My Bureaucrat Hero of the Year is NZ Trade and Enterprises' Peter Chrisp.
Chrisp's stated aim is to connect New Zealand with the rest of the world and "grow companies of scale". He believes this is absolutely core to New Zealand's very survival. He's an aggressive note-taker and regularly blogs. On the PM's India mission, he sat up in the "back of the bus" with the bulk of the business mission members instead of with other mandarins in the PM's first-class cabin. Like Don Braid his own desk is out in the open office area.
Chrisp's most important insight was to convince NZTE staffers that their customer was their business clients; not self-important Cabinet Ministers. It was a long overdue mindshift. But the big test will come when Chrisp goes after the tough stuff. Building capabilities across sectors is not an easy ask. NZTE still faces considerable scepticism from the business community. His clear strategic focus is winning converts; helped by presentational skills which have plenty of cut-through and focus.
Political Hero of the Year: Former Act leader Rodney Hide
A confession: Like most commentators I dissed Rodney. The Act brand had become damaged during the latter part of Hide's leadership. But on reflection, it wasn't Hide's leadership that dealt Act its near fatal blow. But that of Don Brash who stabbed his so-called close friend in the front to take control of the party. The story goes that Act donor and businessman Alan Gibbs was so incensed by the cold-hearted manner of Brash's coup that he requested him to apologise to Hide before agreeing to chip in funds to the party's election fight campaign.
But why I am awarding Hide as my political hero is for his stewardship of one of the truly significant reforms during Key's first term in Government. Hide deserves considerable accolades for having the cojones to lead the major reform of Auckland's governance and see it through when all the doomsayers were claiming it would result in the destruction of democracy in our biggest city. Hide has a good focus on the bottomline. Maybe he should give Mayor Len Brown a run for his money at the next Auckland Council elections.
At the political top table you can't go by Key, Bill English, Gerry Brownlee and former Cabinet Minister Simon Power, who either held the fort steady during a dreadful crisis-ridden year or as in the case of English and Power managed (respectively) the tax-switch into effect and the successful introduction of the Financial Markets Authority.
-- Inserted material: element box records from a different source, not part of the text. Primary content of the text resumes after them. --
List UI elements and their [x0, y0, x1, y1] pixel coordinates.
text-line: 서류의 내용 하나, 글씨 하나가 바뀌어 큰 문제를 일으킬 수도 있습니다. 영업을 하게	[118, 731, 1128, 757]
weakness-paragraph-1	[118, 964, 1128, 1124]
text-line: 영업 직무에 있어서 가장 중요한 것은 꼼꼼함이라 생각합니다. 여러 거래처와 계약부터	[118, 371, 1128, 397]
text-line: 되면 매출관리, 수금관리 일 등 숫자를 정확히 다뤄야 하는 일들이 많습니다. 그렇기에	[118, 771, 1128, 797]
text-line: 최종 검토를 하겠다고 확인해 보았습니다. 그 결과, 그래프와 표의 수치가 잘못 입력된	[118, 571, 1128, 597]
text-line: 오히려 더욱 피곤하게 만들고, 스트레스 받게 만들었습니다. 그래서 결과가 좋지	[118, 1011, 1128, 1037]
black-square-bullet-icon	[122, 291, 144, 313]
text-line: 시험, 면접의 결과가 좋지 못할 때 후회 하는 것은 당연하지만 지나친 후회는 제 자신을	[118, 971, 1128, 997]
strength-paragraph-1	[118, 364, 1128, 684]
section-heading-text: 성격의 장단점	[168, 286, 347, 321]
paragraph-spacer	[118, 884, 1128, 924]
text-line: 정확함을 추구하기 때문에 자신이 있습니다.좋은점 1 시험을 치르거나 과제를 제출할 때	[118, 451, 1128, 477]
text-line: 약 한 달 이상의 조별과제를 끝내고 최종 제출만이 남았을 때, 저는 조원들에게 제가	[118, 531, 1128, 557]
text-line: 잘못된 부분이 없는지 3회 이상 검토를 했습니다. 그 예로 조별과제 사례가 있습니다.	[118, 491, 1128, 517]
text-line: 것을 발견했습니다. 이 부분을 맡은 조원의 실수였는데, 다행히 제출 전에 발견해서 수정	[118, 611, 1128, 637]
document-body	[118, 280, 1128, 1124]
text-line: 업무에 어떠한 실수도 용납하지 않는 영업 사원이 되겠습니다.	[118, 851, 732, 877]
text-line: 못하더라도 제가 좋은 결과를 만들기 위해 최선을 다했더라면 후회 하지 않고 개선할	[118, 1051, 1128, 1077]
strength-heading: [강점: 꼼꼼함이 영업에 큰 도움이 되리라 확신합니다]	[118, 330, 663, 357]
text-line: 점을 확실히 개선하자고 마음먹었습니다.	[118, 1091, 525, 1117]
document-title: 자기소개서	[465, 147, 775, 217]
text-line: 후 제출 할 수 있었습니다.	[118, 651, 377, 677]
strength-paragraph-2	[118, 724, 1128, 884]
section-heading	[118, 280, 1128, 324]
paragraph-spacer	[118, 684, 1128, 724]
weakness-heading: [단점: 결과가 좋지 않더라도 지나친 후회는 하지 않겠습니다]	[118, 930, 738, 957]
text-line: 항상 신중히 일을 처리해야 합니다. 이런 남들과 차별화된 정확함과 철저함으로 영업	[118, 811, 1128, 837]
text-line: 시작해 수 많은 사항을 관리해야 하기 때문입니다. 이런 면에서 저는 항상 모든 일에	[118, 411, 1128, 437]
Phil Goff also deserves plaudits for holding Labour to 27 per cent on election night.
I am not concentrating too much on the negative side of the ledger this year.
But I can't go past the extraordinary revelations that have been coming out of the Royal Commission of Inquiry into the Pike River Coal Mine disaster. There must surely be a way for the Key Government to get some official Australian help to persuade former Pike River CEO Gordon Ward to come back to NZ and front-up to the inquiry. His successor Peter Whittall has been left carrying the can and the responses from chairman John Dow have been underwhelming. Mining management is clearly an area where New Zealand needs to lift its overall performance if we are to realise a good return from our natural resources.
On the bureaucratic front, Serious Fraud Office boss Adam Feeley was roundly ticked off for toasting the laying of the Bridgecorp prosecutions with the defendant's champagne. Expect Feeley to modify the SFO's chest-thumping style in 2012 as it gets past its sometimes rather feverish times and settles into the hard yards of ramming home high-profile prosecutions like the upcoming South Canterbury Finance fraud case.
My political zeroes for 2011 are the Labour Party dimwits who refused to properly unite behind Goff. The party could have been in with a chance if Labour had not tried to bury its leader and had worked harder to drive up its share of the vote. Goff has swung his support behind Shearer but it is noticeable he has no intention to retire from politics. The game isn't over yet.